Neural networks using gradient descent often perform well even when overparameterized and initialized randomly. They frequently find global optimal solutions, achieving zero training error without overfitting, a phenomenon referred to as “benign overfitting.” However, in the case of Rectified Linear Unit (ReLU) networks, solutions can lead to overfitting if they interpolate the data. Particularly in scenarios with noisy data, the best solutions usually do not interpolate.
Research carried out by scientists at UC Santa Barbara, the Technion, and UC San Diego investigates the generalization of two-layer ReLU neural networks in a one-dimensional nonparametric regression setting with noisy labels. They have developed a theory indicating that gradient descent with a fixed learning rate yields local minima that represent smooth, sparsely linear functions. The solutions do not interpolate, thereby avoiding overfitting and accomplishing near-optimal mean squared error (MSE) rates.
In traditional models, tackling noisy labels typically requires explicit regularization, but the research suggests that a large learning rate used with gradient descent can create sparse, smooth functions without the need for explicit regularization.

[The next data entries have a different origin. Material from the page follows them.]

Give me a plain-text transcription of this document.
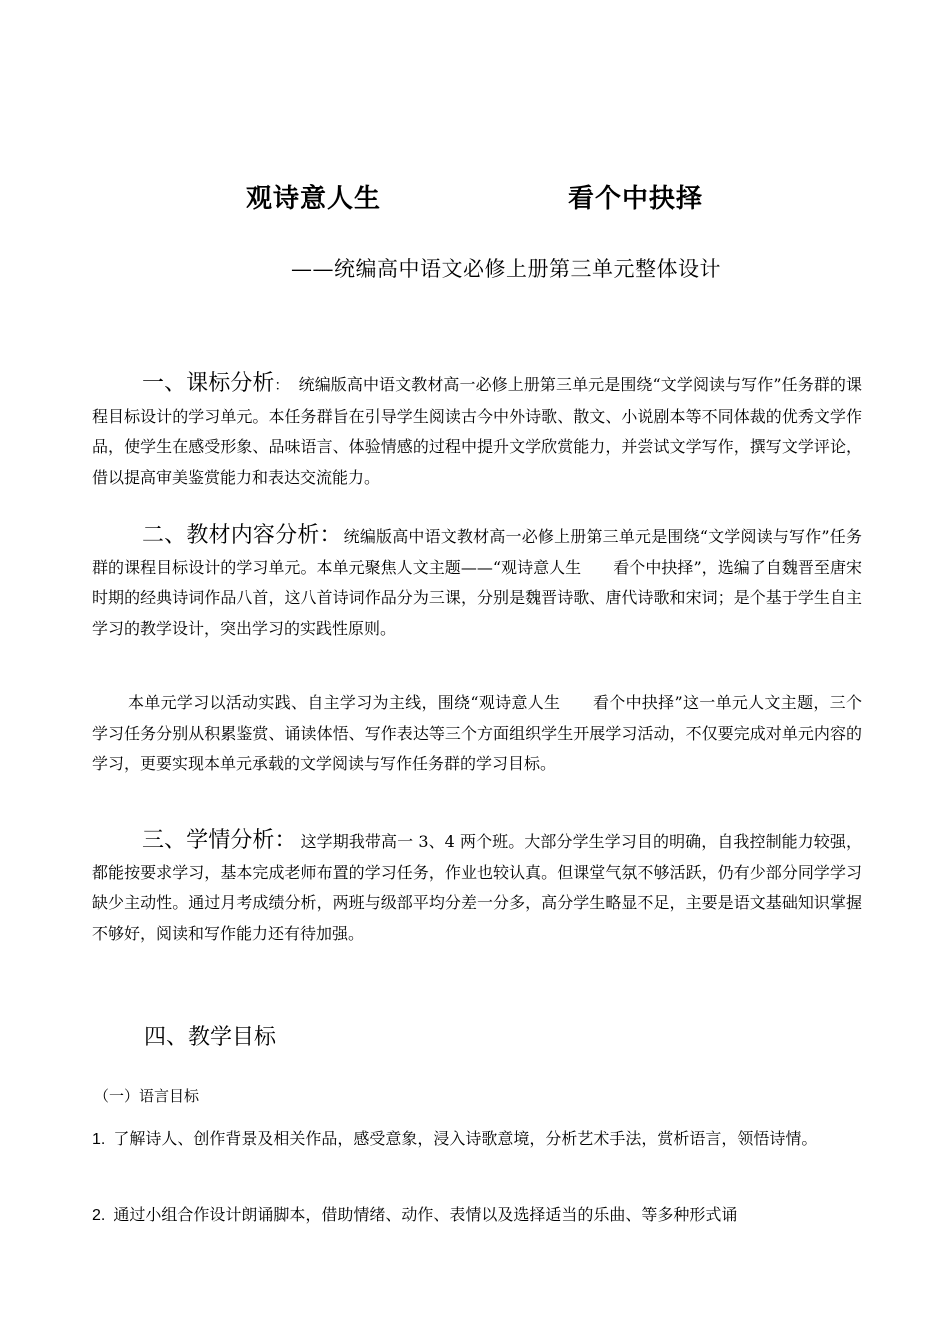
观诗意人生	看个中抉择
——统编高中语文必修上册第三单元整体设计

一、课标分析： 统编版高中语文教材高一必修上册第三单元是围绕“文学阅读与写作”任务群的课程目标设计的学习单元。本任务群旨在引导学生阅读古今中外诗歌、散文、小说剧本等不同体裁的优秀文学作品，使学生在感受形象、品味语言、体验情感的过程中提升文学欣赏能力，并尝试文学写作，撰写文学评论，借以提高审美鉴赏能力和表达交流能力。

二、教材内容分析： 统编版高中语文教材高一必修上册第三单元是围绕“文学阅读与写作”任务群的课程目标设计的学习单元。本单元聚焦人文主题——“观诗意人生　　看个中抉择”，选编了自魏晋至唐宋时期的经典诗词作品八首，这八首诗词作品分为三课，分别是魏晋诗歌、唐代诗歌和宋词；是个基于学生自主学习的教学设计，突出学习的实践性原则。

本单元学习以活动实践、自主学习为主线，围绕“观诗意人生　　看个中抉择”这一单元人文主题，三个学习任务分别从积累鉴赏、诵读体悟、写作表达等三个方面组织学生开展学习活动，不仅要完成对单元内容的学习，更要实现本单元承载的文学阅读与写作任务群的学习目标。

三、学情分析： 这学期我带高一 3、4 两个班。大部分学生学习目的明确，自我控制能力较强，都能按要求学习，基本完成老师布置的学习任务，作业也较认真。但课堂气氛不够活跃，仍有少部分同学学习缺少主动性。通过月考成绩分析，两班与级部平均分差一分多，高分学生略显不足，主要是语文基础知识掌握不够好，阅读和写作能力还有待加强。

四、教学目标
（一）语言目标
1. 了解诗人、创作背景及相关作品，感受意象，浸入诗歌意境，分析艺术手法，赏析语言，领悟诗情。
2. 通过小组合作设计朗诵脚本，借助情绪、动作、表情以及选择适当的乐曲、等多种形式诵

This method deviates from traditional theories that rely on interpolation and gives insights into achieving optimal rates in nonparametric regression without weight decay.
The study focuses on two-layer ReLU networks dealing with regression problems using datasets with noisy labels. The focus is on stable local minima, which are twice differentiable and lie within a specific distance from the global minimum. The study also explores the “Edge of Stability” regime, observing that when the largest eigenvalue of the Hessian reaches a critical value related to the learning rate, gradient descent cannot successfully find stable interpolating solutions in noisy settings.
The primary findings scrutinize stable solutions generated from gradient descent on ReLU networks from three perspectives. Firstly, the study looks at the implicit bias of these stable solutions under large learning rates, showing that they are inherently smoother and simpler. Secondly, it outlines generalization boundaries for these solutions, showing they evade overfitting. Finally, the researchers demonstrated that gradient descent can accomplish optimal rates for estimating variations within given intervals.
In summary, the research assesses the generalization of gradient descent-trained two-layer ReLU networks from the standpoint of minima stability and the Edge-of-Stability phenomena. It shows that gradient descent unable to interpolate data and reveals that local smoothness of the training loss implies a total variation constraint, leading to a diminishing generalization gap. These stable gradient descent solutions can achieve near-optimal rates for estimating functions with bounded variations under certain conditions. Validation through simulations showed that larger learning rates induce sparsely linear solutions even in noisy conditions.